No campo específico dos seguros, a Resolução CNSP nº 117, de 2004, que “altera e consolida as regras de funcionamento e os critérios para operação das coberturas de risco oferecidas em plano de seguro de pessoas, e dá outras providências”, estabelece, em seu art. 59. que:

Art. 59. Não poderão constar das condições gerais ou especiais cláusulas coercitivas, desleais, abusivas, impostas, incompatíveis com a boa-fé e com a eqüidade ou que estabeleçam obrigações iníquas, que coloquem o segurado, beneficiário ou assistido em desvantagem, ou que contrariem a regulação em vigor. 17

Ressalte-se que a boa-fé deve existir em todos os momentos da relação contratual, inclusive quando do seu término, conforme leciona a já citada Maria Helena Diniz18:

O princípio da probidade e o da boa-fé estão ligados não só à interpretação do contrato, pois, segundo eles, o sentido literal da linguagem não deverá prevalecer sobre a intenção inferida da declaração de vontade das partes, mas também ao interesse social de segurança das relações jurídicas, uma vez que as partes têm o dever de agir com honradez, lealdade, honestidade e confiança recíprocas, isto é, proceder de boa-fé tanto na tratativa negocial, formação e conclusão do contrato como em sua execução e extinção, impedindo que uma dificulte a ação da outra.
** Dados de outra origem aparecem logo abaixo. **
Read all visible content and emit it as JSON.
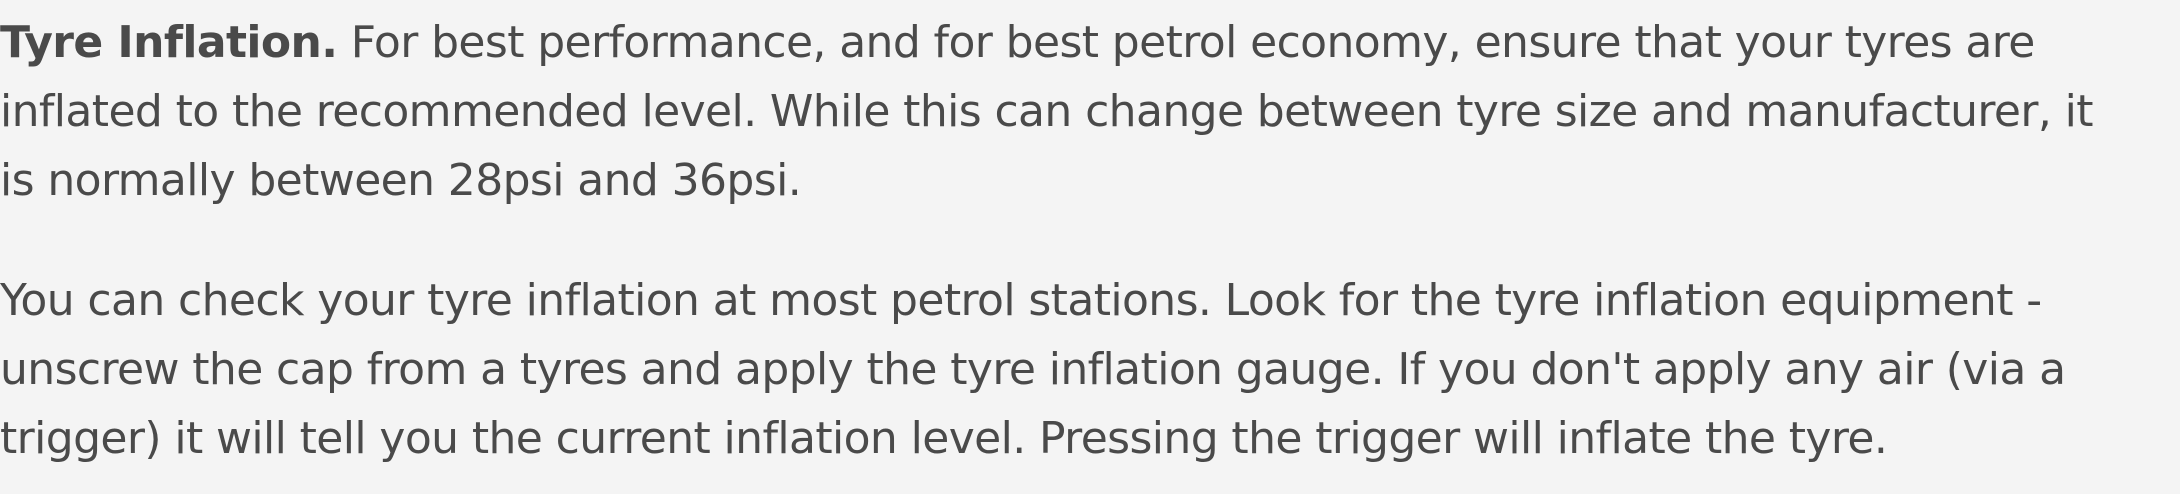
{
  "paragraph1": {
    "heading": "Tyre Inflation.",
    "text": " For best performance, and for best petrol economy, ensure that your tyres are inflated to the recommended level. While this can change between tyre size and manufacturer, it is normally between 28psi and 36psi."
  },
  "paragraph2": {
    "text": "You can check your tyre inflation at most petrol stations. Look for the tyre inflation equipment - unscrew the cap from a tyres and apply the tyre inflation gauge. If you don't apply any air (via a trigger) it will tell you the current inflation level. Pressing the trigger will inflate the tyre."
  }
}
O negócio jurídico entre Seguradora e Fundação foi regido por um contrato escrito (apólice), mas não se conteve nos limites de suas cláusulas, como se verifica na prática reiterada de permitir-se a devolução parcial do prêmio para o período não mais coberto do risco, por quase duas décadas.

Assim sendo, mesmo que não tenha constado explicitamente do contrato entre as partes, a vontade das partes foi exercida de maneira consensual, límpida e na mais absoluta boa-fé, significando, pura e simplesmente, que a cláusula contratual que impedia devolução de prêmio de seguros foi derrogada pelo exercício soberano da vontade das partes.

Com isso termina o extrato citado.